Meskipun dia sudah lelah sepanjang malam, dia tetap bangun tepat waktu.
Orang yang sebelumnya ada dalam pelukannya kini telah menghilang, dan di atas ranjang yang berantakan hanya tersisa dirinya seorang.
Sinta telah pergi, firasatnya memberitahu begitu.
Dia tidak akan seperti biasanya, menyiapkan sarapan yang lezat di bawah, lalu memanggilnya untuk turun makan.
Dimas mengambil ponselnya di meja samping tempat tidur, menyelesaikan beberapa pekerjaan mendesak, lalu terbenam dalam pikirannya sendiri.
Hatinya terasa tidak nyaman; dia merasa bahwa hubungan yang terjadi semalam, tanpa persetujuan dan tanpa perasaan, adalah sesuatu yang salah.
Namun, kebohongan itu berasal dari Boy.
Sinta berdandan seperti itu, jelas ingin menggoda dirinya.
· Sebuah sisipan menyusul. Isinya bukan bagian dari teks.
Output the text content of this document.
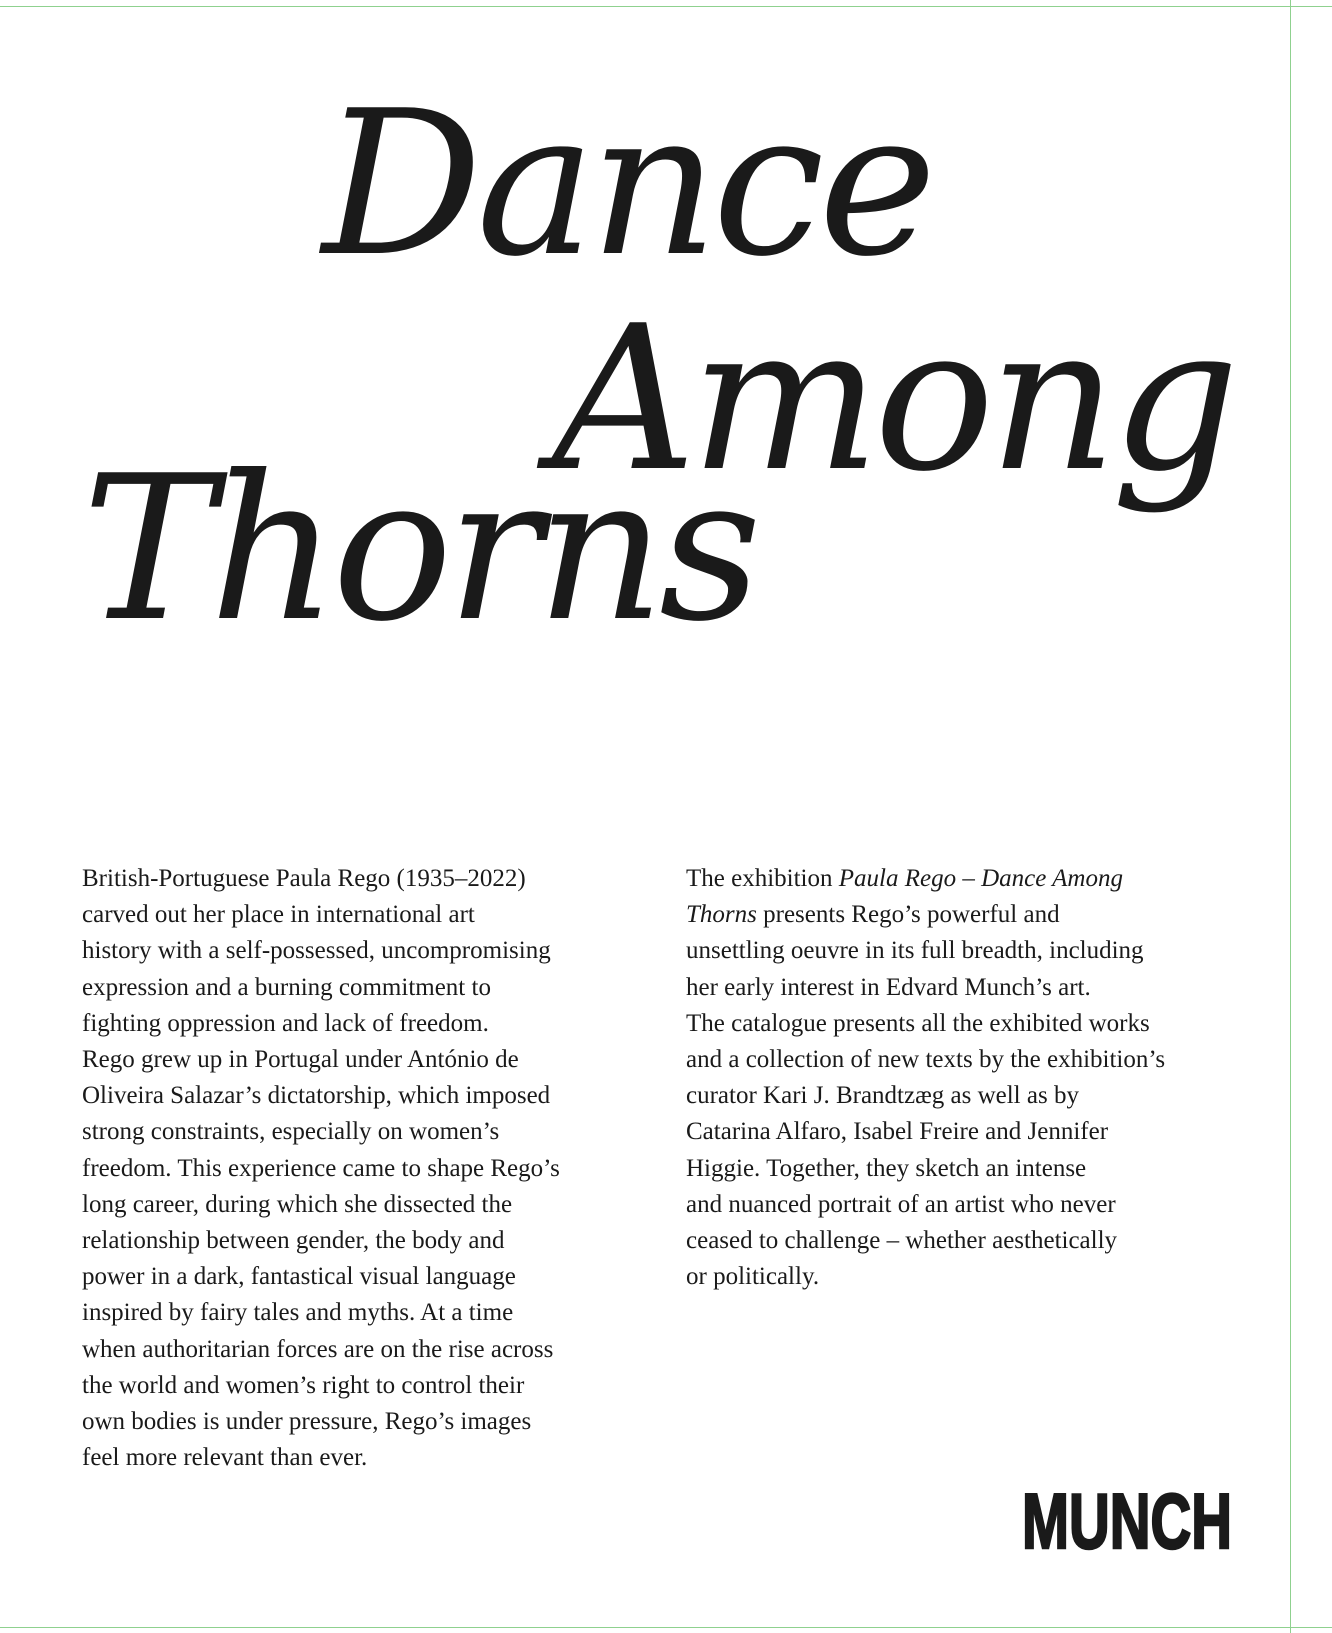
Dance
Among
Thorns
British-Portuguese Paula Rego (1935–2022)
carved out her place in international art
history with a self-possessed, uncompromising
expression and a burning commitment to
fighting oppression and lack of freedom.
Rego grew up in Portugal under António de
Oliveira Salazar’s dictatorship, which imposed
strong constraints, especially on women’s
freedom. This experience came to shape Rego’s
long career, during which she dissected the
relationship between gender, the body and
power in a dark, fantastical visual language
inspired by fairy tales and myths. At a time
when authoritarian forces are on the rise across
the world and women’s right to control their
own bodies is under pressure, Rego’s images
feel more relevant than ever.
The exhibition Paula Rego – Dance Among
Thorns presents Rego’s powerful and
unsettling oeuvre in its full breadth, including
her early interest in Edvard Munch’s art.
The catalogue presents all the exhibited works
and a collection of new texts by the exhibition’s
curator Kari J. Brandtzæg as well as by
Catarina Alfaro, Isabel Freire and Jennifer
Higgie. Together, they sketch an intense
and nuanced portrait of an artist who never
ceased to challenge – whether aesthetically
or politically.
MUNCH
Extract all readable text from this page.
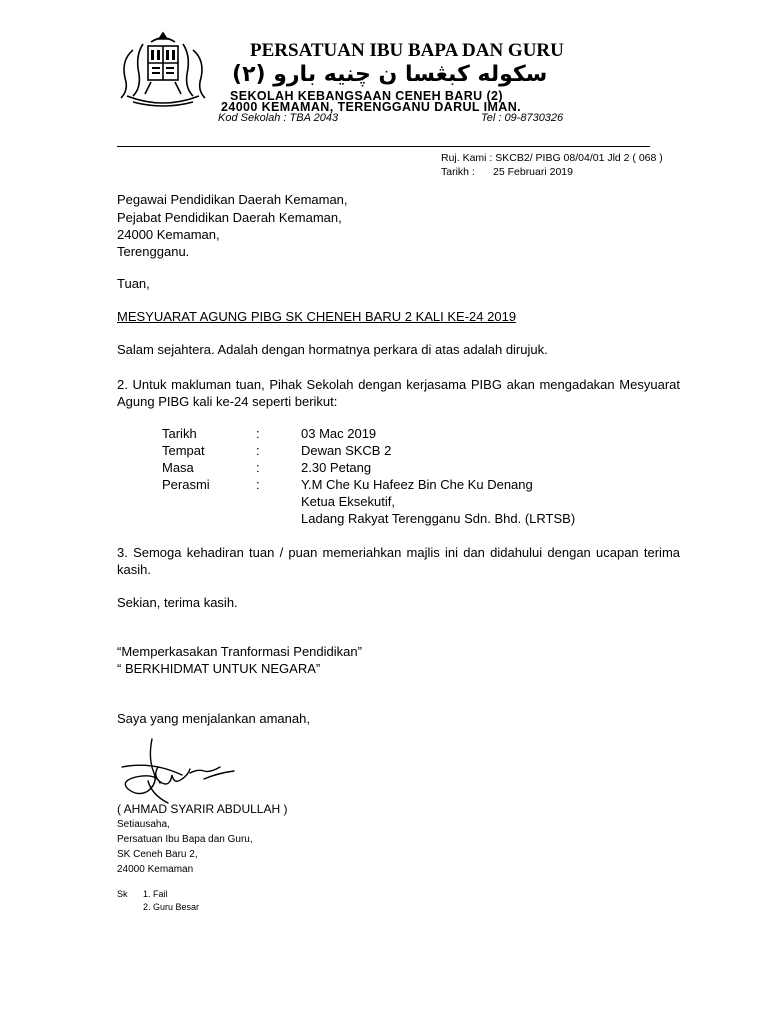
PERSATUAN IBU BAPA DAN GURU
سکوله کبڠسا ن چنيه بارو (٢)
SEKOLAH KEBANGSAAN CENEH BARU (2)
24000 KEMAMAN, TERENGGANU DARUL IMAN.
Kod Sekolah : TBA 2043	Tel : 09-8730326
Ruj. Kami : SKCB2/ PIBG 08/04/01 Jld 2 ( 068 )
Tarikh : 25 Februari 2019
Pegawai Pendidikan Daerah Kemaman,
Pejabat Pendidikan Daerah Kemaman,
24000 Kemaman,
Terengganu.
Tuan,
MESYUARAT AGUNG PIBG SK CHENEH BARU 2 KALI KE-24 2019
Salam sejahtera. Adalah dengan hormatnya perkara di atas adalah dirujuk.
2. Untuk makluman tuan, Pihak Sekolah dengan kerjasama PIBG akan mengadakan Mesyuarat Agung PIBG kali ke-24 seperti berikut:
Tarikh	:	03 Mac 2019
Tempat	:	Dewan SKCB 2
Masa	:	2.30 Petang
Perasmi	:	Y.M Che Ku Hafeez Bin Che Ku Denang
Ketua Eksekutif,
Ladang Rakyat Terengganu Sdn. Bhd. (LRTSB)
3. Semoga kehadiran tuan / puan memeriahkan majlis ini dan didahului dengan ucapan terima kasih.
Sekian, terima kasih.
“Memperkasakan Tranformasi Pendidikan”
“ BERKHIDMAT UNTUK NEGARA”
Saya yang menjalankan amanah,
( AHMAD SYARIR ABDULLAH )
Setiausaha,
Persatuan Ibu Bapa dan Guru,
SK Ceneh Baru 2,
24000 Kemaman
Sk 1. Fail
2. Guru Besar
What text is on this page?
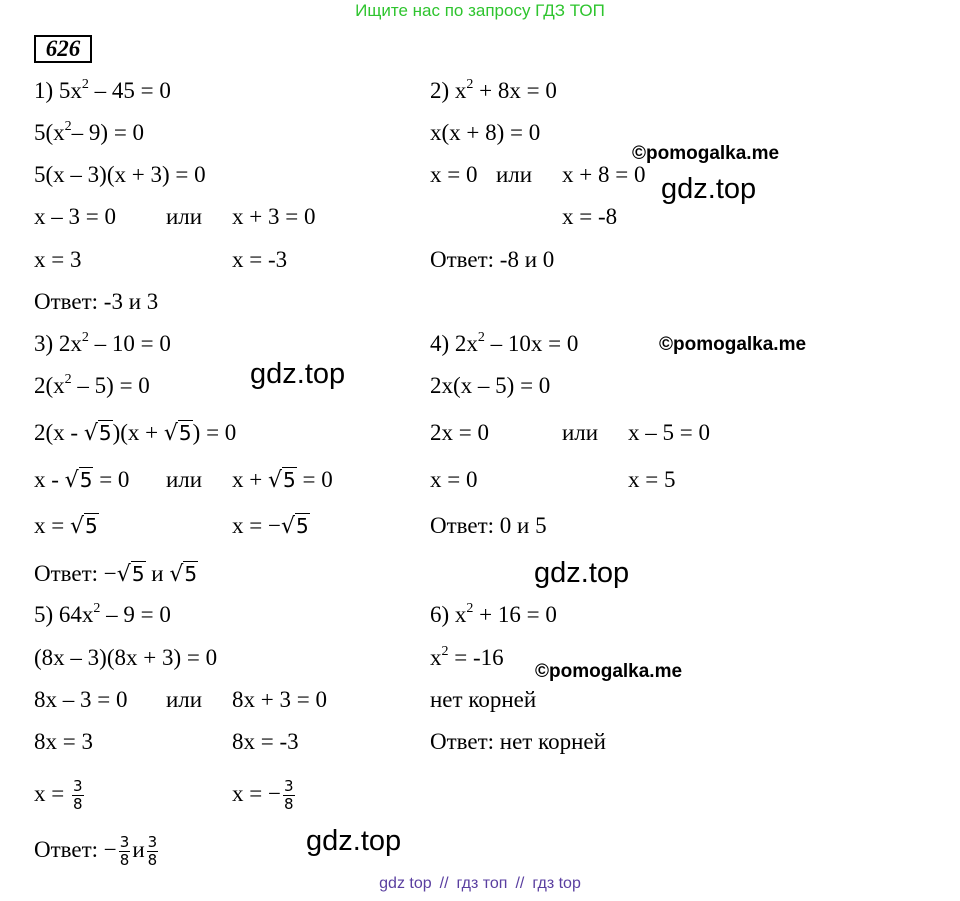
Ищите нас по запросу ГДЗ ТОП
626
1) $5x^2 - 45 = 0$
$5(x^2-$ 9) = 0
5(x – 3)(x + 3) = 0
x – 3 = 0 или x + 3 = 0
x = 3	x = -3
Ответ: -3 и 3
2) $x^2 + 8x = 0$
x(x + 8) = 0
x = 0 или x + 8 = 0
x = -8
Ответ: -8 и 0
3) $2x^2 - 10 = 0$
$2(x^2 - 5) = 0$
2(x - √5)(x + √5) = 0
x - √5 = 0 или x + √5 = 0
x = √5	x = −√5
Ответ: −√5 и √5
4) $2x^2 - 10x = 0$
2x(x – 5) = 0
2x = 0	или x – 5 = 0
x = 0	x = 5
Ответ: 0 и 5
5) $64x^2 - 9 = 0$
(8x – 3)(8x + 3) = 0
8x – 3 = 0 или 8x + 3 = 0
8x = 3	8x = -3
$x = \frac{3}{8}$	x = − $\frac{3}{8}$
Ответ: − $\frac{3}{8}$ и $\frac{3}{8}$
6) $x^2 + 16 = 0$
$x^2 = -16$
нет корней
Ответ: нет корней
gdz.top
gdz.top
gdz.top
gdz.top
©pomogalka.me
©pomogalka.me
©pomogalka.me
gdz top // гдз топ // гдз top
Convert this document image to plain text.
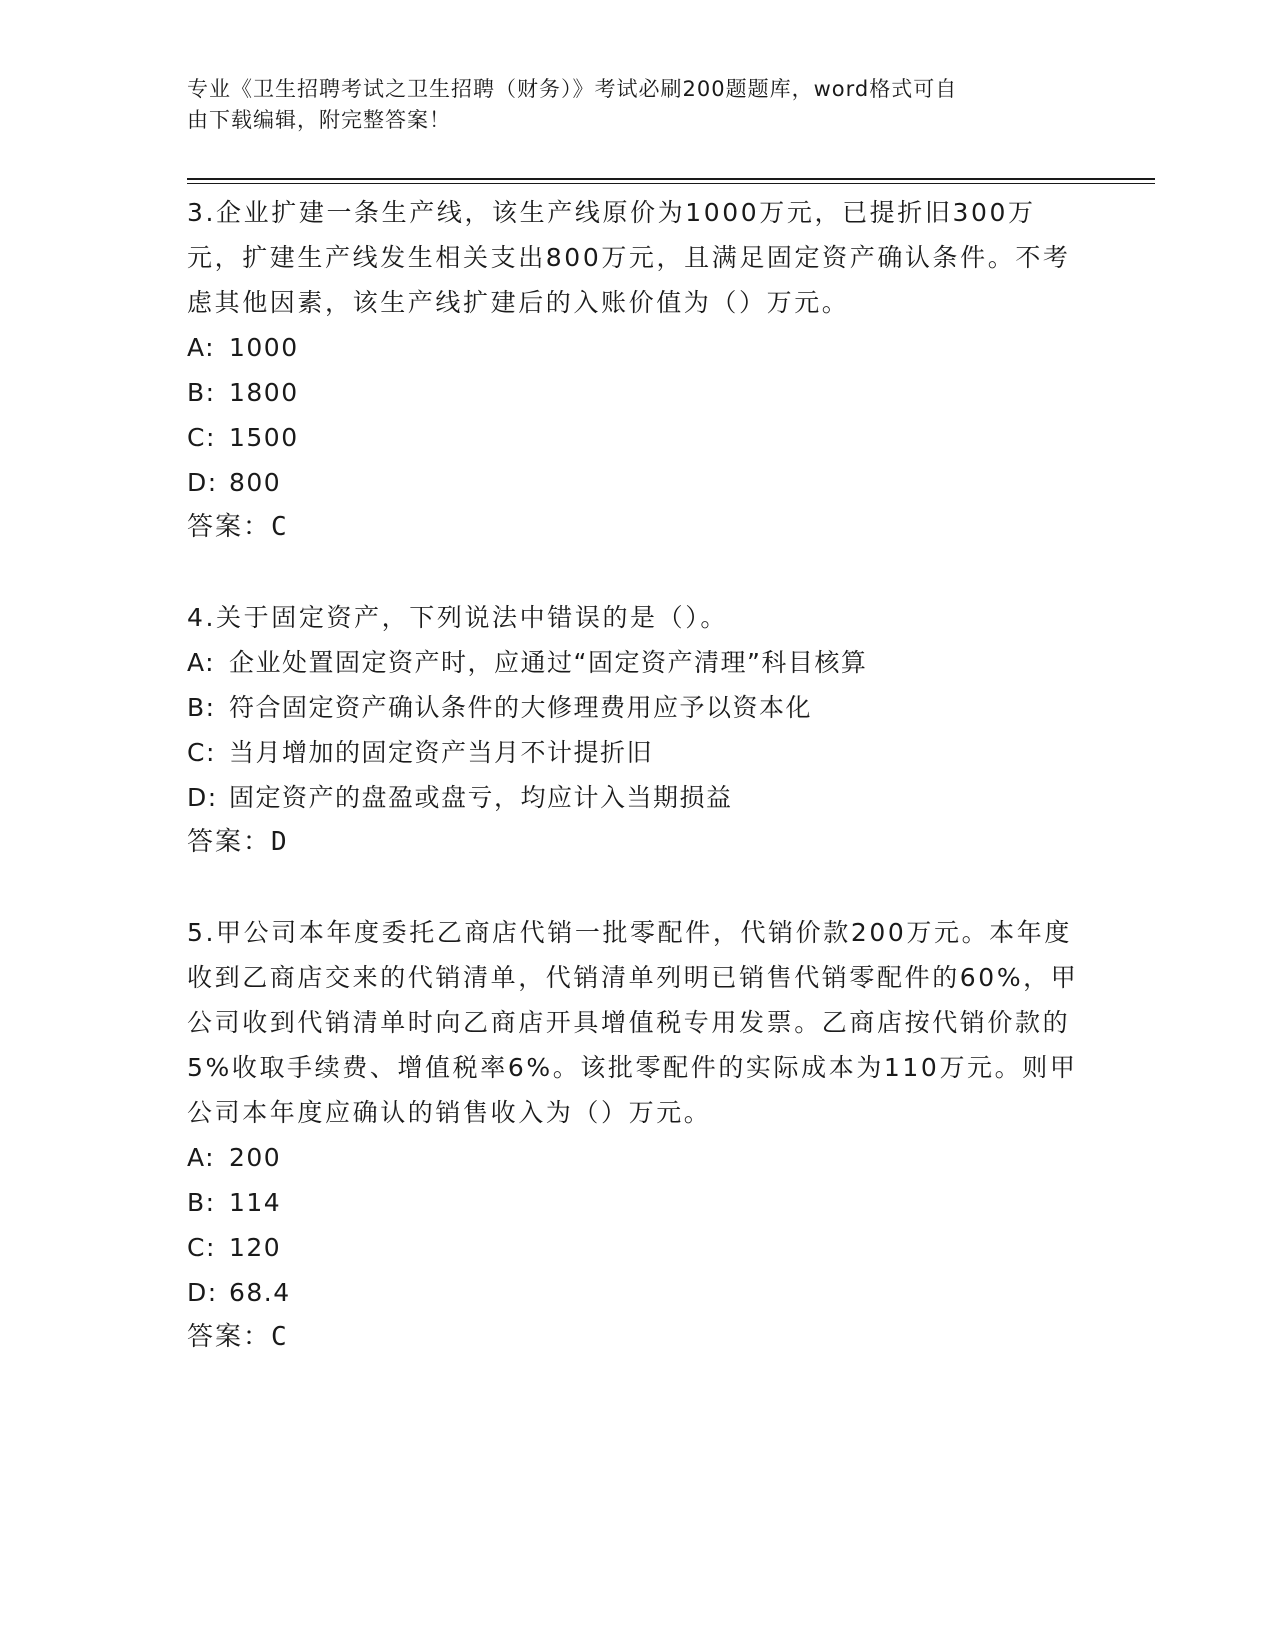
专业《卫生招聘考试之卫生招聘（财务）》考试必刷200题题库，word格式可自
由下载编辑，附完整答案！

3.企业扩建一条生产线，该生产线原价为1000万元，已提折旧300万元，扩建生产线发生相关支出800万元，且满足固定资产确认条件。不考虑其他因素，该生产线扩建后的入账价值为（）万元。

A: 1000
B: 1800
C: 1500
D: 800
答案：C

4.关于固定资产，下列说法中错误的是（）。

A: 企业处置固定资产时，应通过“固定资产清理”科目核算
B: 符合固定资产确认条件的大修理费用应予以资本化
C: 当月增加的固定资产当月不计提折旧
D: 固定资产的盘盈或盘亏，均应计入当期损益
答案：D

5.甲公司本年度委托乙商店代销一批零配件，代销价款200万元。本年度收到乙商店交来的代销清单，代销清单列明已销售代销零配件的60%，甲公司收到代销清单时向乙商店开具增值税专用发票。乙商店按代销价款的5%收取手续费、增值税率6%。该批零配件的实际成本为110万元。则甲公司本年度应确认的销售收入为（）万元。

A: 200
B: 114
C: 120
D: 68.4
答案：C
Apa yang perlu dia sesali?
Dengan pikiran tersebut, Dimas merasa seolah segalanya mulai terang kembali, dan tatapannya pun kembali tenang.
Sinta yang sudah pergi pagi-pagi hanya menunjukkan bahwa dia tidak tahu diri.
Dia mendengus dingin dalam hati, kemudian bangkit dan mengenakan jasnya. Saat turun ke bawah, kebetulan Boy datang menjemputnya.
Melihat Dimas keluar, Boy segera turun dari mobil dan membuka pintu.
Setelah Dimas masuk, dia menyilangkan kakinya, mengambil tablet dari kursi dan memeriksa jadwal elektroniknya.
“tuan dimas, ada kabar dari kepolisian.”
Boy masuk mobil dan menyalakan mesin sambil melaporkan, “Yang menyebabkan kecelakaan istri adalah keluarga korban dari kasus galih.”
Motif di balik tindakan itu, apakah mereka ingin menakut-nakuti Sinta atau benar-benar ingin menghabisi nyawanya, masih belum diketahui.
Baru pagi ini polisi menemukan bukti konkret dan memberitahu Boy bahwa mereka berencana untuk menangkap pelaku.
Hanya setelah mereka menangkap dan menginterogasi pelaku, kebenaran akan terungkap.
“Bagaimana investigasi di pihak Pengacara?” Dimas sedikit mengangkat alisnya, suaranya dingin.
Boy telah berkomunikasi dengan Pengacara, “Sedang mencari satu bukti terakhir.”
Dimas mengernyit, “Suruh dia mempercepat prosesnya.”
Semakin cepat masalah Jiang Heng diselesaikan, semakin cepat Sinta akan kembali!
Hari-hari yang penuh ketidakpastian ini akan memengaruhi kondisinya, sama halnya dengan memengaruhi pekerjaannya.